MADRID / Nebra desata la furia de Los Elementos
Madrid. Auditorio Nacional (Sala Sinfónica). 6-XI-2022. Ciclo Universo Barroco del CNDM. Nebra: Vendado es amor, no es ciego. Alicia Amo, Giulia Semenzato, Ana Vieira Leite y Aurora Peña, sopranos; Natalie Perez, mezzosoprano; Yannick Debus, barítono. Los Elementos. Director: Alberto Miguélez Rouco.

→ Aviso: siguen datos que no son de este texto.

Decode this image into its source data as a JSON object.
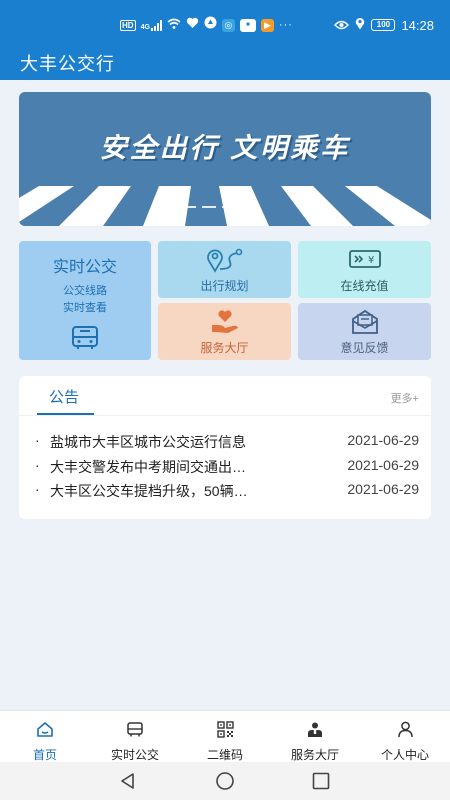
{
  "status_bar": {
    "network": "HD",
    "signal": "4G",
    "time": "14:28",
    "battery": "100"
  },
  "app": {
    "title": "大丰公交行"
  },
  "banner": {
    "slogan": "安全出行 文明乘车"
  },
  "tiles": {
    "realtime_bus": {
      "title": "实时公交",
      "line1": "公交线路",
      "line2": "实时查看"
    },
    "trip_plan": "出行规划",
    "online_topup": "在线充值",
    "service_hall": "服务大厅",
    "feedback": "意见反馈",
    "currency_symbol": "¥"
  },
  "notice": {
    "tab_label": "公告",
    "more_label": "更多+",
    "items": [
      {
        "title": "盐城市大丰区城市公交运行信息",
        "date": "2021-06-29"
      },
      {
        "title": "大丰交警发布中考期间交通出…",
        "date": "2021-06-29"
      },
      {
        "title": "大丰区公交车提档升级，50辆…",
        "date": "2021-06-29"
      }
    ]
  },
  "tabbar": {
    "items": [
      {
        "label": "首页",
        "icon": "home-icon",
        "active": true
      },
      {
        "label": "实时公交",
        "icon": "bus-icon",
        "active": false
      },
      {
        "label": "二维码",
        "icon": "qrcode-icon",
        "active": false
      },
      {
        "label": "服务大厅",
        "icon": "service-icon",
        "active": false
      },
      {
        "label": "个人中心",
        "icon": "user-icon",
        "active": false
      }
    ]
  },
  "colors": {
    "brand": "#1b7fd0",
    "accent_text": "#1b6fb8",
    "banner_bg": "#4b7fae"
  }
}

Lo primero que se escuchó fue un estruendoso timbalazo de Philipp Tarr, un prestigioso doctor del Hospital Cantonal de Basilea, especialista en enfermedades infecciosas, además de avezado percusionista que hace música por puro placer, como aquellos diletantes ilustrados del siglo XVIII. El timbalazo fue un aviso de que lo que se escucharía durante las dos horas siguientes iba a ser algo especial. El doctor Tarr (hijo del histórico Edward Tarr, pionero de la trompeta natural y muchos años profesor en la Schola Cantorum Basiliensis, fallecido hace dos años) destacaba por su aspecto maduro —tampoco demasiado maduro— entre las tres decenas de músicos que habían subido al escenario de la Sala sinfónica del Auditorio Nacional de Música. Sus compañeros de aventura frisaban la treintena y, entre ellos, destacaba por su indisimulable juventud el fundador y director del grupo, un veinteañero coruñés que ya está dando mucho que hablar por su otra faceta musical, la de contratenor: Alberto Miguélez Rouco (pisó este mismo escenario el pasado mes de abril, cantando el papel de Amor Celeste en el oratorio de Antonio Caldara Maddalena ai piedi di Cristo, con la Freiburger Barockorchester y a las órdenes de René Jacobs).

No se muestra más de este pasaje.